DALLAS -- A third person in the cockpit of a Southwest Airlines plane that landed at the wrong Missouri airport was a company dispatcher who had authority to be there, airline officials said Tuesday.
The airline and federal officials say they're continuing to investigate why the Southwest Boeing 737 from Chicago, with 124 passengers headed for the main airport in Branson, Mo., instead landed several miles away at a smaller airport with a runway roughly half as long. It's not uncommon for airline employees to sit in the jumpseat with the pilots' permission, but investigators are likely to consider whether the dispatcher's presence distracted the pilots.
The two pilots, men with at least 12 years each at Southwest, were placed on paid leave after Sunday's flight. The airline said Tuesday that the dispatcher also has been placed on paid leave. Southwest declined to provide more information about the dispatcher's background and purpose for being in the cockpit. Spokeswoman Linda Rutherford said that the National Transportation Safety Board, which is investigating the incident, asked the airline not to disclose that and other information yet.
Dispatchers work with pilots to plan flight routes and fuel loads after considering weather and other factors. Southwest officials said the dispatcher was sitting behind the captain and first officer.
Investigators plan to interview both pilots and the dispatcher, safety board spokesman Keith Holloway said.
NTSB investigators seized the plane's cockpit voice recorder and flight data recorder -- the so-called black box.
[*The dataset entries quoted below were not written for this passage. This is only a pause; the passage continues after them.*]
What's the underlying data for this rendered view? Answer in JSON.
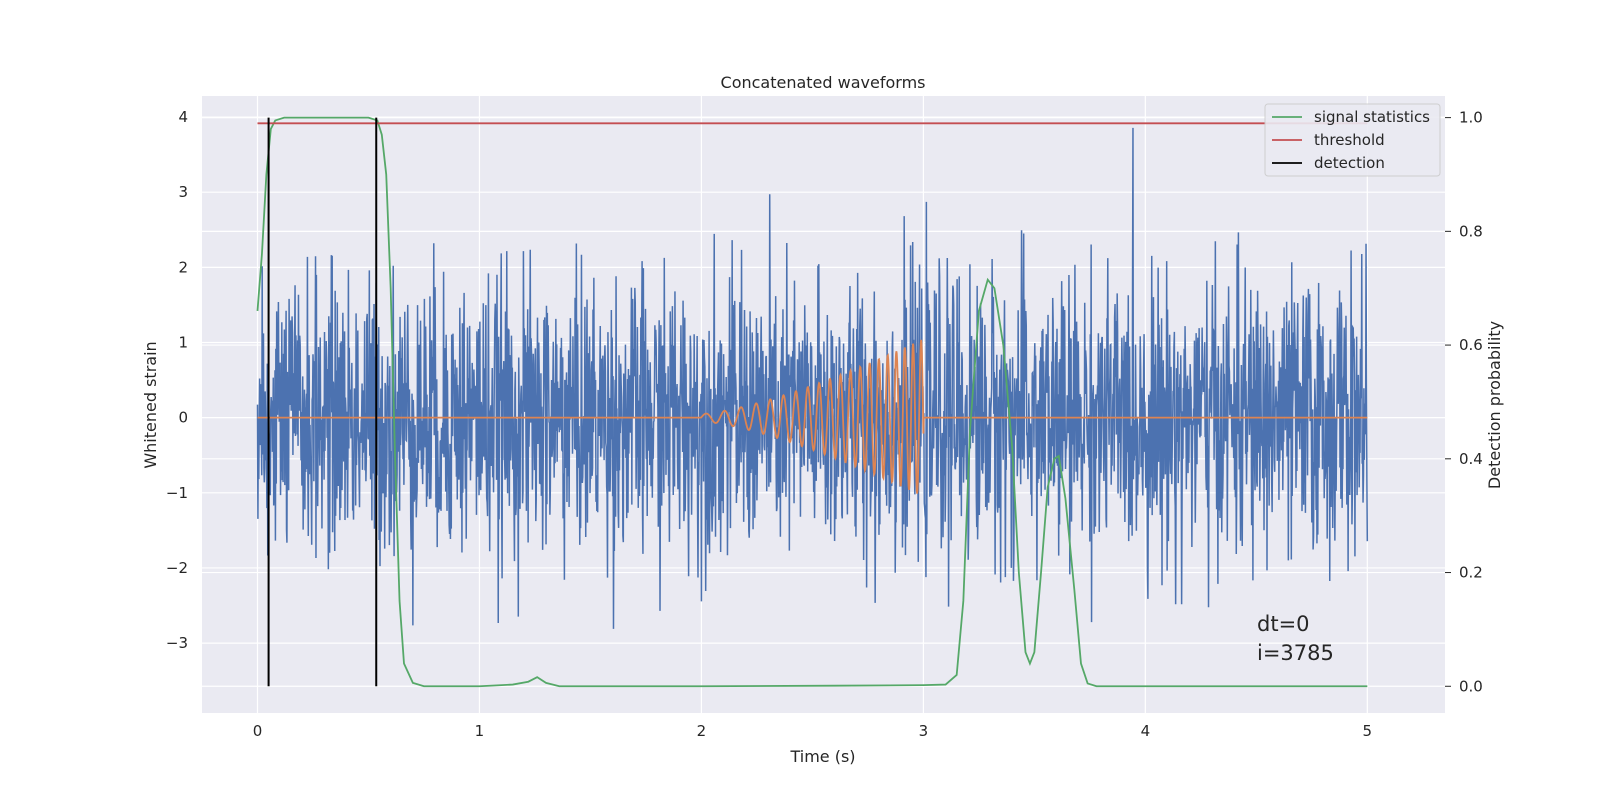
{
  "chart_data": {
    "type": "line",
    "title": "Concatenated waveforms",
    "xlabel": "Time (s)",
    "ylabel": "Whitened strain",
    "y2label": "Detection probability",
    "xlim": [
      -0.25,
      5.35
    ],
    "ylim": [
      -3.93,
      4.28
    ],
    "y2lim": [
      -0.047,
      1.038
    ],
    "x_ticks": [
      "0",
      "1",
      "2",
      "3",
      "4",
      "5"
    ],
    "y_ticks": [
      "−3",
      "−2",
      "−1",
      "0",
      "1",
      "2",
      "3",
      "4"
    ],
    "y2_ticks": [
      "0.0",
      "0.2",
      "0.4",
      "0.6",
      "0.8",
      "1.0"
    ],
    "grid": true,
    "legend_position": "top-right",
    "background": "#eaeaf2",
    "series": [
      {
        "name": "",
        "axis": "left",
        "color": "#4c72b0",
        "kind": "noise",
        "x_range": [
          0,
          5
        ],
        "envelope_max": 3.9,
        "envelope_min": -3.65,
        "typical_amplitude": 0.9
      },
      {
        "name": "",
        "axis": "left",
        "color": "#dd8452",
        "kind": "chirp",
        "x_range": [
          0,
          5
        ],
        "chirp_start": 2.0,
        "chirp_end": 3.0,
        "amplitude_start": 0.05,
        "amplitude_end": 1.05,
        "frequency_start": 11,
        "frequency_end": 28
      },
      {
        "name": "signal statistics",
        "axis": "right",
        "color": "#55a868",
        "points": [
          [
            0.0,
            0.66
          ],
          [
            0.02,
            0.76
          ],
          [
            0.04,
            0.9
          ],
          [
            0.06,
            0.98
          ],
          [
            0.08,
            0.995
          ],
          [
            0.12,
            1.0
          ],
          [
            0.3,
            1.0
          ],
          [
            0.5,
            1.0
          ],
          [
            0.54,
            0.995
          ],
          [
            0.56,
            0.97
          ],
          [
            0.58,
            0.9
          ],
          [
            0.6,
            0.7
          ],
          [
            0.62,
            0.4
          ],
          [
            0.64,
            0.15
          ],
          [
            0.66,
            0.04
          ],
          [
            0.7,
            0.006
          ],
          [
            0.75,
            0.0
          ],
          [
            1.0,
            0.0
          ],
          [
            1.15,
            0.003
          ],
          [
            1.22,
            0.008
          ],
          [
            1.26,
            0.016
          ],
          [
            1.3,
            0.006
          ],
          [
            1.36,
            0.0
          ],
          [
            2.0,
            0.0
          ],
          [
            2.6,
            0.001
          ],
          [
            3.0,
            0.002
          ],
          [
            3.1,
            0.003
          ],
          [
            3.15,
            0.02
          ],
          [
            3.18,
            0.15
          ],
          [
            3.21,
            0.45
          ],
          [
            3.25,
            0.66
          ],
          [
            3.29,
            0.715
          ],
          [
            3.32,
            0.7
          ],
          [
            3.36,
            0.6
          ],
          [
            3.4,
            0.42
          ],
          [
            3.43,
            0.2
          ],
          [
            3.46,
            0.06
          ],
          [
            3.48,
            0.04
          ],
          [
            3.5,
            0.06
          ],
          [
            3.53,
            0.2
          ],
          [
            3.56,
            0.35
          ],
          [
            3.59,
            0.4
          ],
          [
            3.61,
            0.405
          ],
          [
            3.64,
            0.33
          ],
          [
            3.68,
            0.17
          ],
          [
            3.71,
            0.04
          ],
          [
            3.74,
            0.005
          ],
          [
            3.78,
            0.0
          ],
          [
            4.0,
            0.0
          ],
          [
            5.0,
            0.0
          ]
        ]
      },
      {
        "name": "threshold",
        "axis": "right",
        "color": "#c44e52",
        "points": [
          [
            0.0,
            0.99
          ],
          [
            5.0,
            0.99
          ]
        ]
      }
    ],
    "detection": {
      "name": "detection",
      "color": "#000000",
      "x": [
        0.05,
        0.535
      ],
      "y_range": [
        0.0,
        1.0
      ]
    },
    "annotation": {
      "line1": "dt=0",
      "line2": "i=3785"
    }
  }
}
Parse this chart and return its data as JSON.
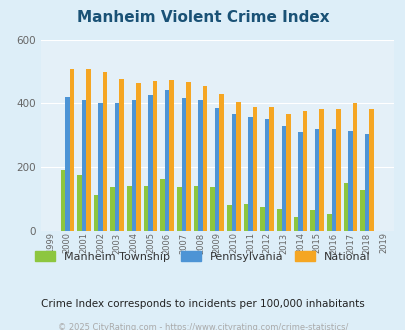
{
  "title": "Manheim Violent Crime Index",
  "title_color": "#1a5276",
  "subtitle": "Crime Index corresponds to incidents per 100,000 inhabitants",
  "copyright": "© 2025 CityRating.com - https://www.cityrating.com/crime-statistics/",
  "years": [
    1999,
    2000,
    2001,
    2002,
    2003,
    2004,
    2005,
    2006,
    2007,
    2008,
    2009,
    2010,
    2011,
    2012,
    2013,
    2014,
    2015,
    2016,
    2017,
    2018,
    2019
  ],
  "manheim": [
    0,
    192,
    175,
    113,
    138,
    140,
    140,
    163,
    138,
    140,
    138,
    82,
    85,
    75,
    68,
    45,
    65,
    52,
    152,
    128,
    0
  ],
  "pennsylvania": [
    0,
    420,
    410,
    402,
    400,
    412,
    425,
    442,
    418,
    410,
    385,
    368,
    357,
    350,
    330,
    310,
    320,
    320,
    312,
    305,
    0
  ],
  "national": [
    0,
    507,
    507,
    497,
    475,
    463,
    470,
    474,
    467,
    455,
    430,
    405,
    390,
    390,
    368,
    375,
    383,
    383,
    400,
    383,
    0
  ],
  "manheim_color": "#8dc63f",
  "pennsylvania_color": "#4d94d5",
  "national_color": "#f5a623",
  "background_color": "#ddeef8",
  "plot_bg": "#e4f0f8",
  "ylim": [
    0,
    600
  ],
  "yticks": [
    0,
    200,
    400,
    600
  ],
  "bar_width": 0.27,
  "legend_labels": [
    "Manheim Township",
    "Pennsylvania",
    "National"
  ]
}
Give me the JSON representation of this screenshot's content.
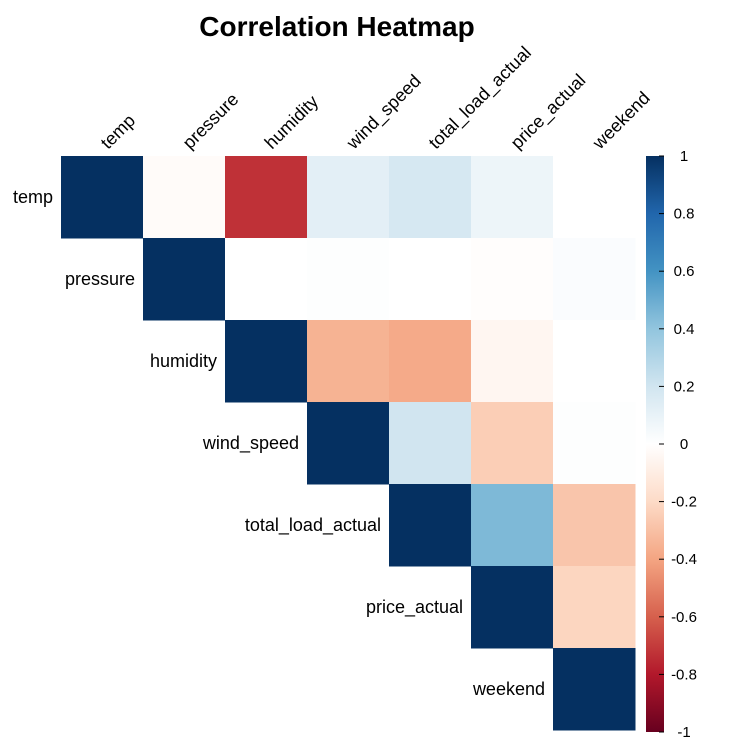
{
  "chart_data": {
    "type": "heatmap",
    "title": "Correlation Heatmap",
    "variables": [
      "temp",
      "pressure",
      "humidity",
      "wind_speed",
      "total_load_actual",
      "price_actual",
      "weekend"
    ],
    "matrix_type": "upper",
    "values": [
      [
        1.0,
        -0.02,
        -0.73,
        0.12,
        0.18,
        0.08,
        0.0
      ],
      [
        null,
        1.0,
        0.0,
        0.01,
        0.0,
        -0.01,
        0.02
      ],
      [
        null,
        null,
        1.0,
        -0.35,
        -0.38,
        -0.05,
        0.0
      ],
      [
        null,
        null,
        null,
        1.0,
        0.2,
        -0.25,
        0.01
      ],
      [
        null,
        null,
        null,
        null,
        1.0,
        0.45,
        -0.28
      ],
      [
        null,
        null,
        null,
        null,
        null,
        1.0,
        -0.22
      ],
      [
        null,
        null,
        null,
        null,
        null,
        null,
        1.0
      ]
    ],
    "colorbar": {
      "range": [
        -1,
        1
      ],
      "ticks": [
        1,
        0.8,
        0.6,
        0.4,
        0.2,
        0,
        -0.2,
        -0.4,
        -0.6,
        -0.8,
        -1
      ],
      "tick_labels": [
        "1",
        "0.8",
        "0.6",
        "0.4",
        "0.2",
        "0",
        "-0.2",
        "-0.4",
        "-0.6",
        "-0.8",
        "-1"
      ],
      "colors": [
        "#67001F",
        "#B2182B",
        "#D6604D",
        "#F4A582",
        "#FDDBC7",
        "#FFFFFF",
        "#D1E5F0",
        "#92C5DE",
        "#4393C3",
        "#2166AC",
        "#053061"
      ]
    }
  }
}
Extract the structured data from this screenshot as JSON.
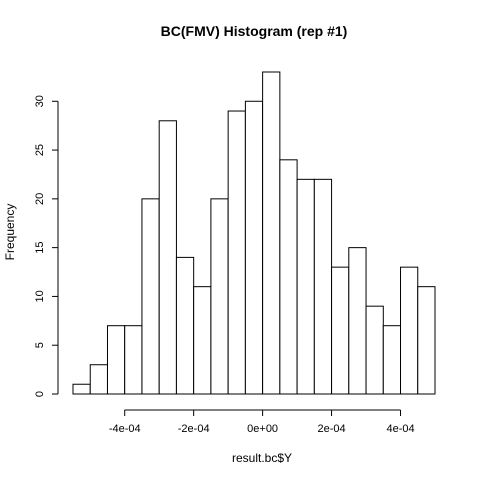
{
  "chart_data": {
    "type": "bar",
    "title": "BC(FMV) Histogram (rep #1)",
    "xlabel": "result.bc$Y",
    "ylabel": "Frequency",
    "bin_width": 5e-05,
    "bins": [
      {
        "start": -0.00055,
        "end": -0.0005,
        "count": 1
      },
      {
        "start": -0.0005,
        "end": -0.00045,
        "count": 3
      },
      {
        "start": -0.00045,
        "end": -0.0004,
        "count": 7
      },
      {
        "start": -0.0004,
        "end": -0.00035,
        "count": 7
      },
      {
        "start": -0.00035,
        "end": -0.0003,
        "count": 20
      },
      {
        "start": -0.0003,
        "end": -0.00025,
        "count": 28
      },
      {
        "start": -0.00025,
        "end": -0.0002,
        "count": 14
      },
      {
        "start": -0.0002,
        "end": -0.00015,
        "count": 11
      },
      {
        "start": -0.00015,
        "end": -0.0001,
        "count": 20
      },
      {
        "start": -0.0001,
        "end": -5e-05,
        "count": 29
      },
      {
        "start": -5e-05,
        "end": 0.0,
        "count": 30
      },
      {
        "start": 0.0,
        "end": 5e-05,
        "count": 33
      },
      {
        "start": 5e-05,
        "end": 0.0001,
        "count": 24
      },
      {
        "start": 0.0001,
        "end": 0.00015,
        "count": 22
      },
      {
        "start": 0.00015,
        "end": 0.0002,
        "count": 22
      },
      {
        "start": 0.0002,
        "end": 0.00025,
        "count": 13
      },
      {
        "start": 0.00025,
        "end": 0.0003,
        "count": 15
      },
      {
        "start": 0.0003,
        "end": 0.00035,
        "count": 9
      },
      {
        "start": 0.00035,
        "end": 0.0004,
        "count": 7
      },
      {
        "start": 0.0004,
        "end": 0.00045,
        "count": 13
      },
      {
        "start": 0.00045,
        "end": 0.0005,
        "count": 11
      }
    ],
    "xticks": [
      {
        "value": -0.0004,
        "label": "-4e-04"
      },
      {
        "value": -0.0002,
        "label": "-2e-04"
      },
      {
        "value": 0.0,
        "label": "0e+00"
      },
      {
        "value": 0.0002,
        "label": "2e-04"
      },
      {
        "value": 0.0004,
        "label": "4e-04"
      }
    ],
    "yticks": [
      {
        "value": 0,
        "label": "0"
      },
      {
        "value": 5,
        "label": "5"
      },
      {
        "value": 10,
        "label": "10"
      },
      {
        "value": 15,
        "label": "15"
      },
      {
        "value": 20,
        "label": "20"
      },
      {
        "value": 25,
        "label": "25"
      },
      {
        "value": 30,
        "label": "30"
      }
    ],
    "xlim": [
      -0.00055,
      0.0005
    ],
    "ylim": [
      0,
      33
    ],
    "grid": false,
    "bar_fill": "#ffffff",
    "bar_stroke": "#000000"
  }
}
Holloway said that information from the recorders was being analyzed Tuesday afternoon, but it could be a few days before the board releases preliminary findings.
Aviation experts wondered why neither pilot realized that they were approaching the wrong airport.
"I think that they weren't communicating in the cockpit the way they should -- back and forth," said Robert Francis, a former NTSB vice chairman. "Everybody has a responsibility to pay attention to the instruments."
Sen. Roy Blunt, R-Mo., a member of a Senate aviation subcommittee, wrote Tuesday to Federal Aviation Administration head Michael Huerta and demanded a thorough investigation, saying "the flying public and residents surrounding every commercial airport in the country deserve answers."
No one was injured in the landing at a small airport built for light jets and private planes, but passengers smelled burning rubber as the pilots braked hard to stop near the end of the runway, which gives way to a steep drop-off. The manager of the Taney County Airport, which opened in 1970 and doesn't have a control tower, said no 737 had ever landed there.